The efforts to ensure that attendees were aware of the nearest emergency exits were commendable, though. A message before Brockhampton’s set advised that simulated gun shot sounds may be used in artists’ performances, perhaps to alleviate concerns following the 2017 tragedy where a gunman opened fire at the Route 91 Harvest music festival. Signs and video messages also prompted attendees to locate their nearest 911 exits.
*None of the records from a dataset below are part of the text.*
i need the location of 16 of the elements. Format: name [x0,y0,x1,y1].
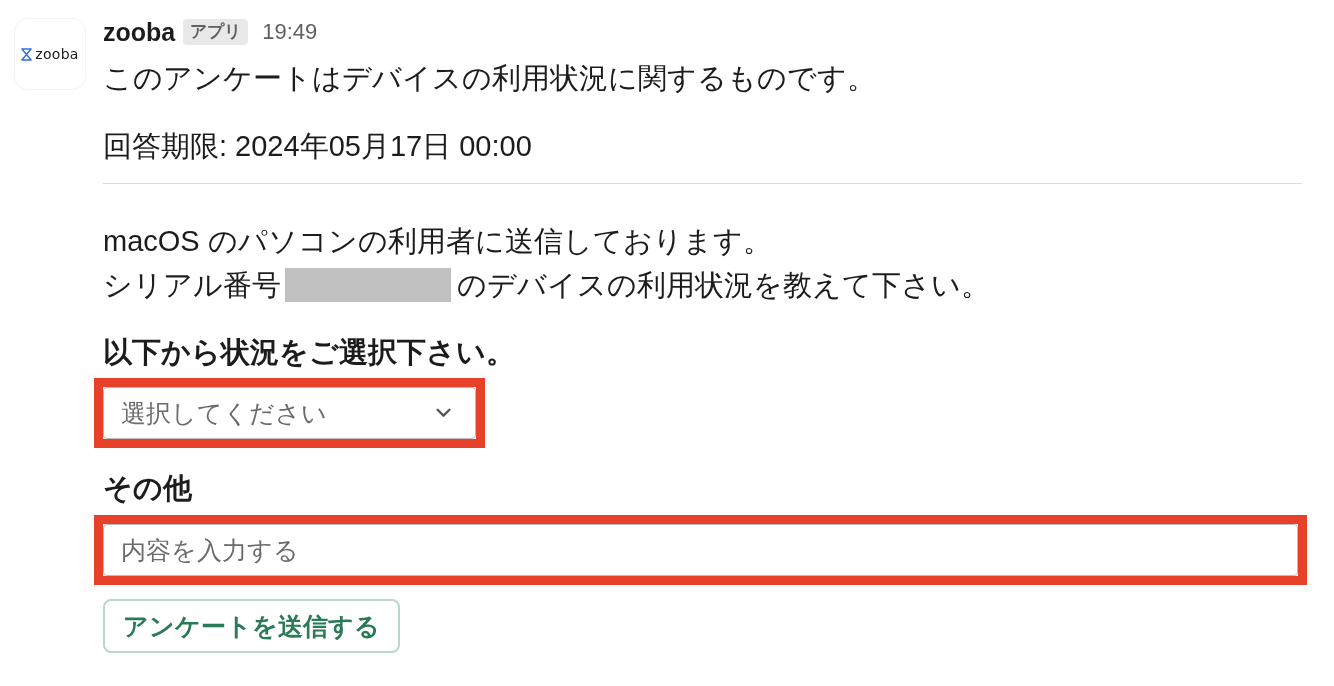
sender-name[interactable]: zooba [103,17,176,47]
deadline-text: 回答期限: 2024年05月17日 00:00 [103,129,533,164]
chevron-down-icon [436,408,451,418]
body-text: macOS のパソコンの利用者に送信しております。 [103,224,772,259]
submit-button[interactable]: アンケートを送信する [103,599,400,653]
message-time[interactable]: 19:49 [262,19,318,45]
app-badge: アプリ [183,19,249,45]
other-input-field[interactable]: 内容を入力する [103,524,1298,576]
body-text: のデバイスの利用状況を教えて下さい。 [457,268,990,303]
hourglass-icon [21,47,33,61]
intro-text: このアンケートはデバイスの利用状況に関するものです。 [103,61,877,96]
status-dropdown[interactable]: 選択してください [103,387,476,439]
body-text: シリアル番号 [103,268,281,303]
field-label: その他 [103,471,193,506]
field-label: 以下から状況をご選択下さい。 [103,335,516,370]
logo-text: zooba [35,47,79,61]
Some talent also felt mismatched to their set times and stages. YBN Cordae was probably one of the non-headliners to attract a massive crowd that bled into food truck lines, creating anxiety-induced crowding at the tiny Hunnid stage. Young Thug was relegated to the post-Kendrick Lamar time slot at the Roll The Dice stage on Sunday that even the fireworks display preceded his performance. Talent with bigger buzz were either put on smaller stages or earlier time slots as rising acts were given sets that nearly overlapped with first- and second-tier performances.
Of course, it’s unrealistic for a first-time festival to become an overnight Coachella — but should there be a sequel to Day N Vegas, let’s hope the differences are like night and day between this one and the next.